Sometimes parallelisms are too facilely identified with each other, without taking into account the world of discourse from which the two surface-similar concepts have been taken. It seems wiser to leave these concepts as similar in some ways, but still radically different when one takes into account their respective paradigm structures. It does not take us very far if we keep on trying to prove the ancient false dictum that all religions teach the same thing in essence; the differences are vitally important sometimes. And it seems God has ordained it that way. The tragedy occurs when these differences are used by the religions to pillory and calumnify each other.

It is interesting however, to note that the differences always occur at the conceptual level, and not at the primordial, trans-conceptual. Even sunya becomes problematic when conceptualized, even in negative terms.

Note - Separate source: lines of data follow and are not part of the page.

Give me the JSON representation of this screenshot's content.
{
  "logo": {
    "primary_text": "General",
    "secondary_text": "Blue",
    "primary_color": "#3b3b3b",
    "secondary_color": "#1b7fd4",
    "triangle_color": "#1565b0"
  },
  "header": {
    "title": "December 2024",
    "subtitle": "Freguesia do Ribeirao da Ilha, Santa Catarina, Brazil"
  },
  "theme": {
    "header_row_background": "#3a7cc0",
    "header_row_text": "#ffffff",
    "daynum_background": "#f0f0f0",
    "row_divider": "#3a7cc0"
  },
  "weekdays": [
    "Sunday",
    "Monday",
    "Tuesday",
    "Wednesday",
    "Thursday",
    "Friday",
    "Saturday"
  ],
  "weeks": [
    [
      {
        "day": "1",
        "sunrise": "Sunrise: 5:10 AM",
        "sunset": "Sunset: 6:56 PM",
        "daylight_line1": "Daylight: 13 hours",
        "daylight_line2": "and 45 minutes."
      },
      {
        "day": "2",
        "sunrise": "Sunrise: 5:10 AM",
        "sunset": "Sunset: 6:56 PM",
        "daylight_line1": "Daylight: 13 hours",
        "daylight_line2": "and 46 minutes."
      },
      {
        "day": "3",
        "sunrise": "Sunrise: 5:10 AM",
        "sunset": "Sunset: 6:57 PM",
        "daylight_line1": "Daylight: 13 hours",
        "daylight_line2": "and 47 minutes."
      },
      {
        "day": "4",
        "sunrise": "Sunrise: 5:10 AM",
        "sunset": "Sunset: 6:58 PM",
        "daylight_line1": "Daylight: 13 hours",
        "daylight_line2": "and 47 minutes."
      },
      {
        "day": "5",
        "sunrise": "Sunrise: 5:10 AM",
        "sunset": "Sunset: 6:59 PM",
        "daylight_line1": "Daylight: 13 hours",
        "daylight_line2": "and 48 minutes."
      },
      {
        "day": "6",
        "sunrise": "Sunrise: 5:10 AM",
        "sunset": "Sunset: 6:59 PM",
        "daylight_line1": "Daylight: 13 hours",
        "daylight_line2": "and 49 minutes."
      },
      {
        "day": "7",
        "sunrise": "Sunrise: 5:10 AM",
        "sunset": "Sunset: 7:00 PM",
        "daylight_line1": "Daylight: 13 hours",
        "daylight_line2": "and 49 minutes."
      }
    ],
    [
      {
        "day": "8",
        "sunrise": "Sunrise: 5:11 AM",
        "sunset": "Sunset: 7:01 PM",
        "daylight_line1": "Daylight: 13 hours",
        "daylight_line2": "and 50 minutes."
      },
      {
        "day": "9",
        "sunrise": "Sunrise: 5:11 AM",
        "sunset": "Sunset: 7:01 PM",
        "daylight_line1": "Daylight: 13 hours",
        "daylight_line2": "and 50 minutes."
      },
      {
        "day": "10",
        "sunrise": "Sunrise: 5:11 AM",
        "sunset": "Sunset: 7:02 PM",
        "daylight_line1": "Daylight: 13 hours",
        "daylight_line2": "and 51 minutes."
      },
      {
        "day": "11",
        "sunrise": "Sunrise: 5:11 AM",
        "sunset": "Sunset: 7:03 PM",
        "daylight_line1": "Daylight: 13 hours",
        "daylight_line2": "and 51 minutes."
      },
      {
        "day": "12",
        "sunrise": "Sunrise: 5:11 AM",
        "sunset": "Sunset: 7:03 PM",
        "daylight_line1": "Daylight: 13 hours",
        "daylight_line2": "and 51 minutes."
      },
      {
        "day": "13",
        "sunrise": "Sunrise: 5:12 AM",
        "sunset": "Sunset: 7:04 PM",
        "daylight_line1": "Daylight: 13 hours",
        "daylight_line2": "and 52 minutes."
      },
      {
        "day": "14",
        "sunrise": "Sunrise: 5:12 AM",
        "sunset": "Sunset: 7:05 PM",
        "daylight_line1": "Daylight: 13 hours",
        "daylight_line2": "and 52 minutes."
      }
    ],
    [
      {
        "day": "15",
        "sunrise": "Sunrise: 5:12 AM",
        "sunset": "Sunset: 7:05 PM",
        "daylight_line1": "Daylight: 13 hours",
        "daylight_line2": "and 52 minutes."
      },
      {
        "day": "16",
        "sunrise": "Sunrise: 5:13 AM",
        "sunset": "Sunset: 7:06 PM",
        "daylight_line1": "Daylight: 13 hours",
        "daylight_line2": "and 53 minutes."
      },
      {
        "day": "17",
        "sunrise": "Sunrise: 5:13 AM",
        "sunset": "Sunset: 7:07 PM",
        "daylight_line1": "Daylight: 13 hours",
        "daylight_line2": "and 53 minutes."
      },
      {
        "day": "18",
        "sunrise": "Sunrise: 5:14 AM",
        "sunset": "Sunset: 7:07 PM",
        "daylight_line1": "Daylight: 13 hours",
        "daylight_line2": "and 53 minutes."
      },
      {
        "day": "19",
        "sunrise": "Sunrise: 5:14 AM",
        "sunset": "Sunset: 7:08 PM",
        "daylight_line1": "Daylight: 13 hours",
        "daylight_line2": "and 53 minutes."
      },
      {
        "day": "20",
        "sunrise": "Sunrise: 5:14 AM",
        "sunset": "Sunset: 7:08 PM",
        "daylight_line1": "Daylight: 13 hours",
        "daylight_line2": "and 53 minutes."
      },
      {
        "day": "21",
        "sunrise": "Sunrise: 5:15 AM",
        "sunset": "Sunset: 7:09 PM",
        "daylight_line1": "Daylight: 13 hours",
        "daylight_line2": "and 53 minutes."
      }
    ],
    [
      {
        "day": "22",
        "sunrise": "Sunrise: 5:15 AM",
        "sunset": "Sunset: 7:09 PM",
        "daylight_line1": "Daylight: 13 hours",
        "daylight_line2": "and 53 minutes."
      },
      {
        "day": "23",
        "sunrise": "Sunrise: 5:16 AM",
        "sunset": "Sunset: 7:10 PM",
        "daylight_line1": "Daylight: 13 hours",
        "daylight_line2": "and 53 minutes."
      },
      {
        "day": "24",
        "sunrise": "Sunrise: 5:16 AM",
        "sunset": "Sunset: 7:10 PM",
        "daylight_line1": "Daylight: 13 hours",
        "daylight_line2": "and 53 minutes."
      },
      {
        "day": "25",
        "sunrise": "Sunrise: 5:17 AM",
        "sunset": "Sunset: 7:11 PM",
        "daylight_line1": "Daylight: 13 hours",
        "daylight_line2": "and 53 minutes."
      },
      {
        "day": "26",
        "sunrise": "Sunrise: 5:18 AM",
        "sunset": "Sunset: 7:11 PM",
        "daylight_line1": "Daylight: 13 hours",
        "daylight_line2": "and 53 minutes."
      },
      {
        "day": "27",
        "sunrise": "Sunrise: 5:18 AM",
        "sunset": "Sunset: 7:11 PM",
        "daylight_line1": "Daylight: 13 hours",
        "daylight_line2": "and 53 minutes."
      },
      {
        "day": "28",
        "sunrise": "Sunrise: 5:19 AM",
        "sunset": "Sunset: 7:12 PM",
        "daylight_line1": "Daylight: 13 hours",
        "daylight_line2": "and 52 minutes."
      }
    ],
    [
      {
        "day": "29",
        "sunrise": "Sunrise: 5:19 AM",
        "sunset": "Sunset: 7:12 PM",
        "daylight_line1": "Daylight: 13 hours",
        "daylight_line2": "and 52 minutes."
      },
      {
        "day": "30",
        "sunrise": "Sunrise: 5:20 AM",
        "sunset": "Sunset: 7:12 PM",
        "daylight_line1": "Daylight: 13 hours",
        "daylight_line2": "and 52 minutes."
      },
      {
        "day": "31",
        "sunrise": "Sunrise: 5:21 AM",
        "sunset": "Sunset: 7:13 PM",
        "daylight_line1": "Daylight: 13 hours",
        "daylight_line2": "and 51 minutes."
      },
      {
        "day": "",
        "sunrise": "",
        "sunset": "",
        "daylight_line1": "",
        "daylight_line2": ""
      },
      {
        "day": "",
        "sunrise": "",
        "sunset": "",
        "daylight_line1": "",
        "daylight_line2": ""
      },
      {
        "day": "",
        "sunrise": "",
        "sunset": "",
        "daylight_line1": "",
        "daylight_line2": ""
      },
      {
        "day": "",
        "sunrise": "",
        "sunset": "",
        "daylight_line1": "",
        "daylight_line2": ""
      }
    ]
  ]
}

Differences arise from conceptualization, and belong at that level. However since most of our discourse has to be at the conceptual level, it may be unwise to ignore them or wish them away in the interest of a false dictum about the essential identity of all religions. The conceptual differences not only divide people, but even become bitter bones of contention among rival factions of one and the same religion. Just ignoring them does not work. Once the sub-surface differences, as well as differences in the worlds of discourse are properly recognized, it should be possible to go beyond these differences, to find that abiding unity in the one who is beyond all form and concept.

It is to this end that Mataji's commendable effort ultimately draws our attention.